Sur France 2, lundi 12 décembre, le RN Sébastien Chenu, vice-président de l'Assemblée nationale, mettait déjà une pièce dans la machine à suspicions : "Il ne faudrait pas que le match sonne comme une revanche politique ou historique. Or, on a un peu ce sentiment quand on voit les altercations qu'il y a pu avoir. Probablement que certains sont Français parce qu'il y a un certain nombre d'intérêts à l'être mais qu'ils ont le cœur qui bat pour un autre pays. (…) Cela pose la question de l'assimilation". Même son de cloche chez Jordan Bardella, sur RMC le même jour, considérant que les débordements survenus - et qui surviendront immanquablement comme après de nombreux matchs de foot à enjeu - relevaient de "trente ans d'échec de la politique d'immigration, et notamment d'assimilation".

2/ La suspicion d'une communauté marocaine qui n'aime pas la France

Au fond, le procès fait aux immigrés marocains ou aux Français d'origine marocaine est le suivant : s'ils soutiennent le Maroc plutôt que la France dans cette Coupe du monde, c'est qu'ils ne sont pas assez intégrés et qu'ils n'aiment pas assez la France. Dommage que les tenants de cette analyse bas du front ne voient pas ce qui se dégage de cet enthousiasme pour l'équipe du Maroc : jamais une équipe marocaine n'a autant brillé dans un sport collectif à ce niveau, et tous les amoureux de sport ont été un jour emportés par la joie communicative et l'énergie inspirante des petits Poucets.

Qu'il y ait dans tout cela une tension identitaire, l'expression d'un malaise à l'égard du modèle d'intégration français, ou des questions à se poser sur le sentiment d'appartenance à la communauté d'esprit tricolore, c'est très probable. Mais ne voir que cela serait n'observer ce qui se passe que par le petit bout de la lorgnette : les performances des Marocains donnent la possibilité à ceux qui se sentent proches de ce pays de communier autour du succès, de la victoire. Ils profitent d'un éclairage rare, dont sont souvent privés les immigrés marocains dans les représentations collectives.

3/ La question palestinienne portée par le Maroc

Les Lions de l'Atlas - comme sont surnommés les joueurs du Maroc - sont parvenus dans ce Mondial à créer un nouveau sentiment de fierté, de ferveur fraternelle dans le monde arabe. "Pour la première fois depuis longtemps, les peuples arabes mettent leurs différences de côté. Moi-même, je ne suis pas un grand fan de football en temps normal, mais, depuis quelques jours, cette passion est contagieuse", résume auprès du Monde Faisal Abbas, directeur de la rédaction du journal anglophone saoudien Arab News.
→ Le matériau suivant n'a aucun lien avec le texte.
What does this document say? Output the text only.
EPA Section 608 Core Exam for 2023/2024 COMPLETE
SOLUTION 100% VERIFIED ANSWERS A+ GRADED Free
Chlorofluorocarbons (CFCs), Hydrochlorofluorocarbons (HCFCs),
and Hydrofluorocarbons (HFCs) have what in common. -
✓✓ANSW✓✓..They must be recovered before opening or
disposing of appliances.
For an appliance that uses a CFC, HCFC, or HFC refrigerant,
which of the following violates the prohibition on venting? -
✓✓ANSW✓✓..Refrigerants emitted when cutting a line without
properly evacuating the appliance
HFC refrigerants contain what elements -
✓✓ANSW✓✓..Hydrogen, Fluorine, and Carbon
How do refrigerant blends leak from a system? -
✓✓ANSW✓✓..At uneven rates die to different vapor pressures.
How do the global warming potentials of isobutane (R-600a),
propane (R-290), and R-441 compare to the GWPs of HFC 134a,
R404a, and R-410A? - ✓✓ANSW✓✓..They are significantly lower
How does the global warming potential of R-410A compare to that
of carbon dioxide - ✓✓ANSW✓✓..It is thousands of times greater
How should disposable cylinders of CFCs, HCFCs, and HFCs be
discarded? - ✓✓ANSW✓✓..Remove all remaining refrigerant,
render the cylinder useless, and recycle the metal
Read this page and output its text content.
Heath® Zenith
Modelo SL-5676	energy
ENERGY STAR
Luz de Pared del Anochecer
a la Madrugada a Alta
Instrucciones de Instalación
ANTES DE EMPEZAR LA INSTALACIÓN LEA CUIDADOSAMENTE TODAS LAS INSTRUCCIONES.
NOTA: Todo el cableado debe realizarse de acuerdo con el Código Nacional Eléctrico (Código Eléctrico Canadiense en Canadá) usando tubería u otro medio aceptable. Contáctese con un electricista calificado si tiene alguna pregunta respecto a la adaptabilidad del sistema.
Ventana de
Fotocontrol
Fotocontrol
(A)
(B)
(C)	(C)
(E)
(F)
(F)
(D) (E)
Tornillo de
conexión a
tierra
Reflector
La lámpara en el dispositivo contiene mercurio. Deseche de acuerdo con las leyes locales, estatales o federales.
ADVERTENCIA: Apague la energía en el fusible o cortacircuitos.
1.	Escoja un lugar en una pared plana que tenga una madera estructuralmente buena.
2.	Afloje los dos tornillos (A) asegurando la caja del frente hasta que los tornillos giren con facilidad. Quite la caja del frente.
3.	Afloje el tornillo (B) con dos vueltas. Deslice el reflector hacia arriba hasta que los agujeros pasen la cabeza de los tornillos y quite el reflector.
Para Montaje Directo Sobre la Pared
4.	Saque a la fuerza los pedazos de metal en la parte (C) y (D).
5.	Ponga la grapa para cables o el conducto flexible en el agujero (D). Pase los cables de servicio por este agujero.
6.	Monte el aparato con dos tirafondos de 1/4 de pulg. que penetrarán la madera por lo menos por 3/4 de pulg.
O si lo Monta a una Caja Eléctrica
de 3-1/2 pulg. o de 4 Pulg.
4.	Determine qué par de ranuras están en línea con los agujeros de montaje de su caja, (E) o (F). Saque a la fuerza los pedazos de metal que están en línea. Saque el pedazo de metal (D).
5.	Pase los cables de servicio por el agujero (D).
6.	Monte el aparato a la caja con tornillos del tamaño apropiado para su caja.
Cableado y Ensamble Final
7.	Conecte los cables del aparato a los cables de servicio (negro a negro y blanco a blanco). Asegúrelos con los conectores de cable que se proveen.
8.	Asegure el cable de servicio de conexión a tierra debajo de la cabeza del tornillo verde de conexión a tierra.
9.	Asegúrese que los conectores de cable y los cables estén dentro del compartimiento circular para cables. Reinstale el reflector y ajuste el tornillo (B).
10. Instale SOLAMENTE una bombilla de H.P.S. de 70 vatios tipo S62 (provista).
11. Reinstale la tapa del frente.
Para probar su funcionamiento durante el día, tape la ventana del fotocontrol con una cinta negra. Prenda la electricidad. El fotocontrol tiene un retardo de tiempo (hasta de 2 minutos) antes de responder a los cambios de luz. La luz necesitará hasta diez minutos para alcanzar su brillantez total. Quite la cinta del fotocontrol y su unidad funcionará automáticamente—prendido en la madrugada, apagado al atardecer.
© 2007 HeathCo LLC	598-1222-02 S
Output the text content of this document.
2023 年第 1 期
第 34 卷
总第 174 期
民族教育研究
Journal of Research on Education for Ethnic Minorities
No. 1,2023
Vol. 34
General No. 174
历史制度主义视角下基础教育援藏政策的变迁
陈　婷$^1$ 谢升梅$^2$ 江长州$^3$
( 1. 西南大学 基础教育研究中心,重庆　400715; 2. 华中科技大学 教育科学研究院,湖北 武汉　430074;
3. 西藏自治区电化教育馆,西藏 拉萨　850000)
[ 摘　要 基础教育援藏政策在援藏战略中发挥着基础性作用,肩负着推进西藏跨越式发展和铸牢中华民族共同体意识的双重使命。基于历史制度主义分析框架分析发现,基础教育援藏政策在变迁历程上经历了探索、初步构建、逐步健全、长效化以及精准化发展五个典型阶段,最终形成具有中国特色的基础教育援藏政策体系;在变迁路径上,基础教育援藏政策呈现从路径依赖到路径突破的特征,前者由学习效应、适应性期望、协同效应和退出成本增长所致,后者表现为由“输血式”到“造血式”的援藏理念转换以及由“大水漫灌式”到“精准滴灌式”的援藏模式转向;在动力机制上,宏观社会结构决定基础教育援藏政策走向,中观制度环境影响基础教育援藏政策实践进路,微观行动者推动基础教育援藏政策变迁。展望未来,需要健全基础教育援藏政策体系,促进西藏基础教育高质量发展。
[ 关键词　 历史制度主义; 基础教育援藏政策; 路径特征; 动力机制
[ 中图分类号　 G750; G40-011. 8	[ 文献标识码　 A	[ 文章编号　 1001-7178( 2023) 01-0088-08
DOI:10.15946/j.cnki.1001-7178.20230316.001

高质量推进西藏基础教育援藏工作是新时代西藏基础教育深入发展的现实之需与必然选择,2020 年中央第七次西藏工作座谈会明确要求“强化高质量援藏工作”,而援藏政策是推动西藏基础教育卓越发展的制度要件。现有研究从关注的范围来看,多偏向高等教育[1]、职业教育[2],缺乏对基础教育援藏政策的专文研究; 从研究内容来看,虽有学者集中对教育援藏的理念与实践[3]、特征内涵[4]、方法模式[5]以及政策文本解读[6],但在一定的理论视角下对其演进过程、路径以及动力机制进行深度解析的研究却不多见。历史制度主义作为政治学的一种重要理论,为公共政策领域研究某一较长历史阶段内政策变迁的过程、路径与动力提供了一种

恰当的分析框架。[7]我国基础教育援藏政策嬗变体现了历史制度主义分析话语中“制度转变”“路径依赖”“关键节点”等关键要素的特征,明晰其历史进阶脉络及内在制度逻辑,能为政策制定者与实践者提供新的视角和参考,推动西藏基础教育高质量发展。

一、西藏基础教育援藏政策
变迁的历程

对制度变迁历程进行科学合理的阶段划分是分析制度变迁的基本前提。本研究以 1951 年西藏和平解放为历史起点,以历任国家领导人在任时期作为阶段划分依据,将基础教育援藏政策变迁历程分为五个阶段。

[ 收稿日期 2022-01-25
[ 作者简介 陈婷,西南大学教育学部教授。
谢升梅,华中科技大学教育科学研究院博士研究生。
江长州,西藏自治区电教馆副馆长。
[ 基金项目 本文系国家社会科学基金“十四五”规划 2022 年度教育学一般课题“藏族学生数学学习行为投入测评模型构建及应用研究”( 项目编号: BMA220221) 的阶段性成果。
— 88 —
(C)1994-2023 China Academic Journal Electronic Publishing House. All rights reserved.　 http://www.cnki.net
Il n'a échappé à personne que plusieurs joueurs du Maroc ont brandi des drapeaux palestiniens, à commencer par le défenseur du PSG, Achraf Hakimi, après la victoire contre le Canada puis contre l'Espagne. Dans les tribunes, de plus en plus rouges et vertes, - les couleurs de l'équipe marocaine -, les marques de soutien à la Palestine sont manifestes. Ce qui a émergé là, au Qatar, est bien entendu observé avec une curiosité enthousiaste dans les territoires palestiniens. Les exploits sportifs des Marocains ont généré des scènes de liesse dans les grandes villes de Cisjordanie et à Jérusalem-est.

Ce soutien à la cause palestinienne aura-t-il des répercutions politiques ? C'est peu probable, mais il dit quelque chose de la manière dont les peuples arabes considèrent ce sujet : la question des territoires occupés par Israël mobilise et demeure extrêmement sensible, alors qu'elle n'est que très peu abordée dans les échanges internationaux entre les grandes puissances.